Today in History

  • Friday, January 11, 2013 8:39pm
  • Life

Today is Saturday, Jan. 12, the 12th day of 2013. There are 353 days left in the year.

Today’s highlight:

On Jan. 12, 1948, the U.S. Supreme Court, in Sipuel v. Board of Regents of University of Oklahoma, ruled that state law schools could not discriminate against applicants on the basis of race.

On this date:

In 1519, Holy Roman Emperor Maximilian I died.

In 1773, the first public museum in America was organized in Charleston, S.C.

In 1828, the United States and Mexico signed a Treaty of Limits defining the boundary between the two countries to be the same as the one established by an 1819 treaty between the U.S. and Spain.

In 1912, textile workers at the Everett Mill in Lawrence, Mass., (most of them immigrant women) walked off the job to protest wage cuts.

In 1915, the House of Representatives rejected, 204-174, a constitutional amendment giving women the right to vote.

In 1932, Hattie Caraway became the first woman elected to the U.S. Senate after initially being appointed to serve out the remainder of the term of her late husband, Thaddeus.

In 1959, Berry Gordy founded Motown Records (originally Tamla Records) in Detroit.

In 1966, President Lyndon Johnson said in his State of the Union address that the U.S. should stay in South Vietnam until Communist aggression there was ended.
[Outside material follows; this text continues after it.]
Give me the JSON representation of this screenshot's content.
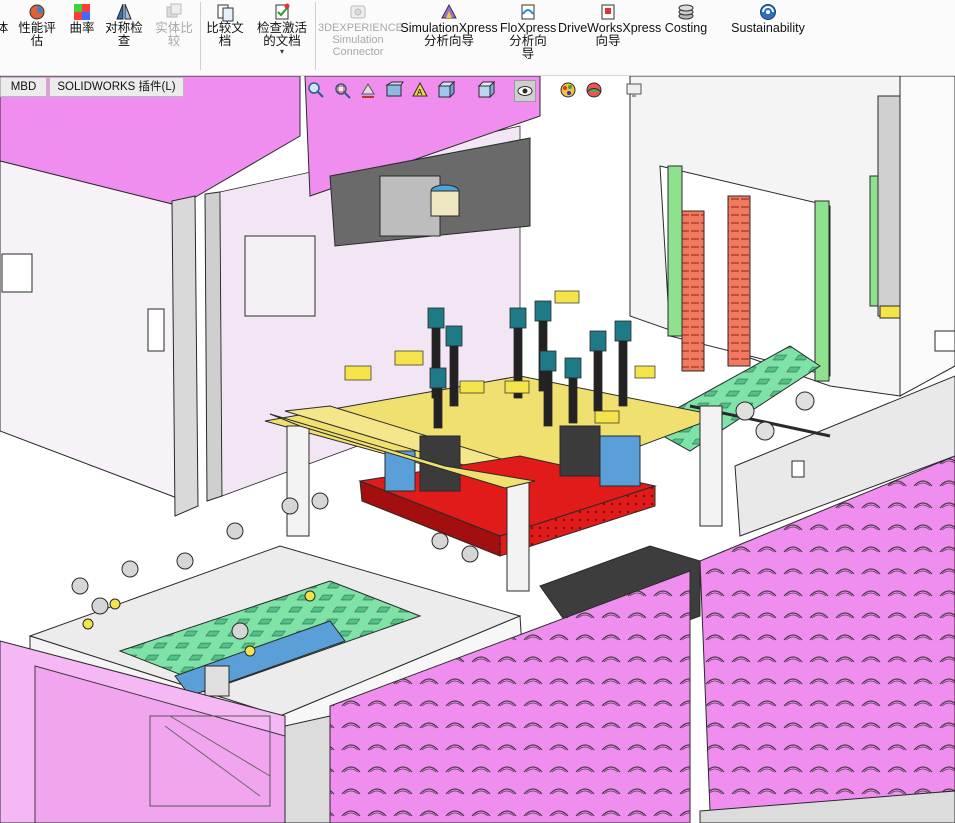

In 1969, the New York Jets of the American Football League upset the Baltimore Colts of the National Football League 16-7 in Super Bowl III, played at the Orange Bowl in Miami.

In 1971, the groundbreaking situation comedy “All in the Family” premiered on CBS television.

In 1987, Anglican Church envoy Terry Waite arrived in Lebanon on his latest mission to win the release of Western hostages; however, Waite ended up being taken captive himself, and wasn’t released until 1991.

In 2010, Haiti was struck by a magnitude-7 earthquake, killing as many as 300,000 residents and leaving over 1.5 million people homeless.